Liberals are touting an analysis by the Congressional Research Service (CRS) that they say “refutes” arguments against the Obama Administration’s legal authority to waive work requirements. But the funny thing is that, as shoddy as CRS’s analysis may be, it refuses to say that the Administration’s plan is lawful.

A tiny bit of background: The 1996 welfare reform requires that all able-bodied welfare recipients participate in work activities, and it enforces this by (1) cutting benefits for those who refuse to work, and (2) requiring state welfare programs to meet minimum work participation rates for welfare recipients.

Both of these requirements are in section 407. The general requirements for state welfare programs to receive federal funding are in section 402. And then section 1115 authorizes the Secretary of Health and Human Services to waive requirements in section 402.

In July, the Obama Administration claimed, for the first time ever, that it could waive the work requirements, despite the fact that they’re not in section 402 and there’s no indication that Congress intended for them to be waived in any instance.

So is the Administration right? CRS’s conclusion is…who knows?

Here’s the key bit of analysis: “If a court determines that the requirements of Section 402(a)(1) are not merely waivable reporting requirements, then a court is likely to find the Secretary’s interpretation that she may waive provisions of Section 402, in so far as they incorporate requirements in Section 407.”

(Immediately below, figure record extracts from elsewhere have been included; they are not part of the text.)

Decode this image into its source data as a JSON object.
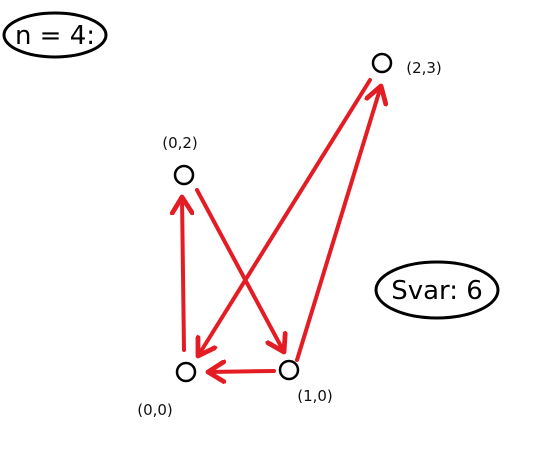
{
  "header_label": "n = 4:",
  "answer_label": "Svar: 6",
  "colors": {
    "arrow": "#e41c24",
    "node": "#000000",
    "ellipse_stroke": "#000000"
  },
  "nodes": [
    {
      "id": "n00",
      "label": "(0,0)"
    },
    {
      "id": "n10",
      "label": "(1,0)"
    },
    {
      "id": "n02",
      "label": "(0,2)"
    },
    {
      "id": "n23",
      "label": "(2,3)"
    }
  ],
  "edges": [
    {
      "from": "(0,0)",
      "to": "(0,2)"
    },
    {
      "from": "(0,2)",
      "to": "(1,0)"
    },
    {
      "from": "(1,0)",
      "to": "(0,0)"
    },
    {
      "from": "(1,0)",
      "to": "(2,3)"
    },
    {
      "from": "(2,3)",
      "to": "(0,0)"
    }
  ]
}
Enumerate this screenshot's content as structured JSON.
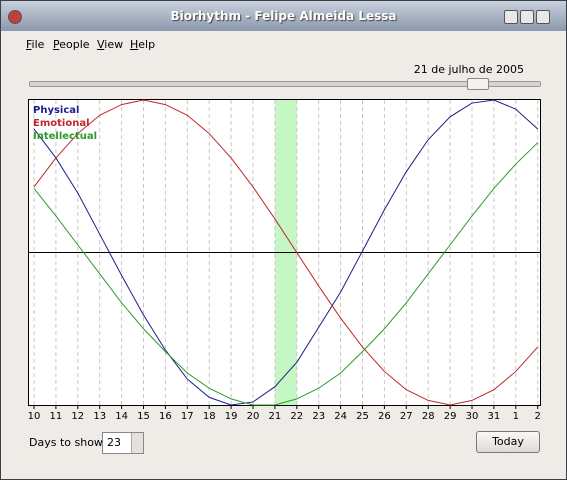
{
  "window": {
    "title": "Biorhythm - Felipe Almeida Lessa"
  },
  "menu": [
    "File",
    "People",
    "View",
    "Help"
  ],
  "date_label": "21 de julho de 2005",
  "chart_data": {
    "type": "line",
    "categories": [
      "10",
      "11",
      "12",
      "13",
      "14",
      "15",
      "16",
      "17",
      "18",
      "19",
      "20",
      "21",
      "22",
      "23",
      "24",
      "25",
      "26",
      "27",
      "28",
      "29",
      "30",
      "31",
      "1",
      "2"
    ],
    "ylim": [
      -1,
      1
    ],
    "highlight_category": "21",
    "series": [
      {
        "name": "Physical",
        "color": "#1c1c8c",
        "values": [
          0.81,
          0.62,
          0.39,
          0.12,
          -0.15,
          -0.41,
          -0.64,
          -0.83,
          -0.95,
          -1.0,
          -0.98,
          -0.88,
          -0.72,
          -0.49,
          -0.26,
          0.01,
          0.28,
          0.53,
          0.74,
          0.89,
          0.98,
          1.0,
          0.94,
          0.81
        ]
      },
      {
        "name": "Emotional",
        "color": "#c02828",
        "values": [
          0.43,
          0.62,
          0.78,
          0.9,
          0.97,
          1.0,
          0.97,
          0.9,
          0.78,
          0.62,
          0.43,
          0.22,
          0.0,
          -0.22,
          -0.43,
          -0.62,
          -0.78,
          -0.9,
          -0.97,
          -1.0,
          -0.97,
          -0.9,
          -0.78,
          -0.62
        ]
      },
      {
        "name": "Intellectual",
        "color": "#2e9a2e",
        "values": [
          0.42,
          0.24,
          0.05,
          -0.14,
          -0.33,
          -0.5,
          -0.65,
          -0.79,
          -0.89,
          -0.96,
          -1.0,
          -1.0,
          -0.96,
          -0.89,
          -0.79,
          -0.65,
          -0.5,
          -0.33,
          -0.14,
          0.05,
          0.24,
          0.42,
          0.58,
          0.72
        ]
      }
    ]
  },
  "controls": {
    "days_label": "Days to show:",
    "days_value": 23,
    "today_button": "Today"
  }
}
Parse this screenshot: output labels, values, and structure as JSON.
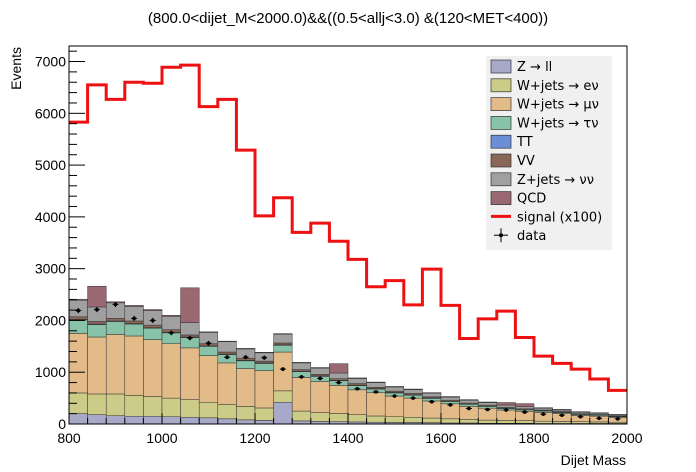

And if I had ham, I could have a ham sandwich, if I had bread.

To reach this non-conclusion, CRS bungles more than a few points along the way:

  • It relies on obsolete cases concerning the Secretary’s much broader waiver authority over the pre-1996 statute. The other cases it cites concern other programs with statutory language and structure that resemble the old welfare program.
  • It ignores the structure of the 1996 act, which separates waivable and non-waivable provisions into separate provisions based on how much authority Congress intended to give the Secretary and the states.
  • It ignores the precise language of the 1996 act. The work requirements, unlike other provisions, are stated in mandatory terms. Section 402 does not even mention the minimum work participation requirement.
  • It gives enormous weight to prior waivers that were never tested in court without answering how the 1996 act limited the Secretary’s waiver authority.
  • Though it correctly interprets a separate section as precluding the waiver of requirements for the transition year after the 1996 act was enacted, it never questions why Congress would have gone to such pains to make the work requirements absolutely mandatory for just one year and then allowed them to be waived forever after. That wouldn’t make any sense—which is strong evidence that it is not what Congress actually did.
  • It states, incorrectly, that a court would basically defer to the Administration’s interpretation of the statute to answer the question of the Secretary’s waiver authority (a.k.a. “arbitrary and capricious” review). In reality, a court would probably decide that question on its own by looking at the statutory text and structure.

All of these errors are to the Administration’s advantage—but even that wasn’t enough for CRS to actually conclude that waiving welfare’s work requirements is legal.

The problem is that it isn’t legal, and nothing in the CRS report rebuts a single point made in our detailed analysis of the statute. That’s because CRS simply ignores the statute.

If this is the best that work opponents can do, then they haven’t got much. Not even a ham sandwich.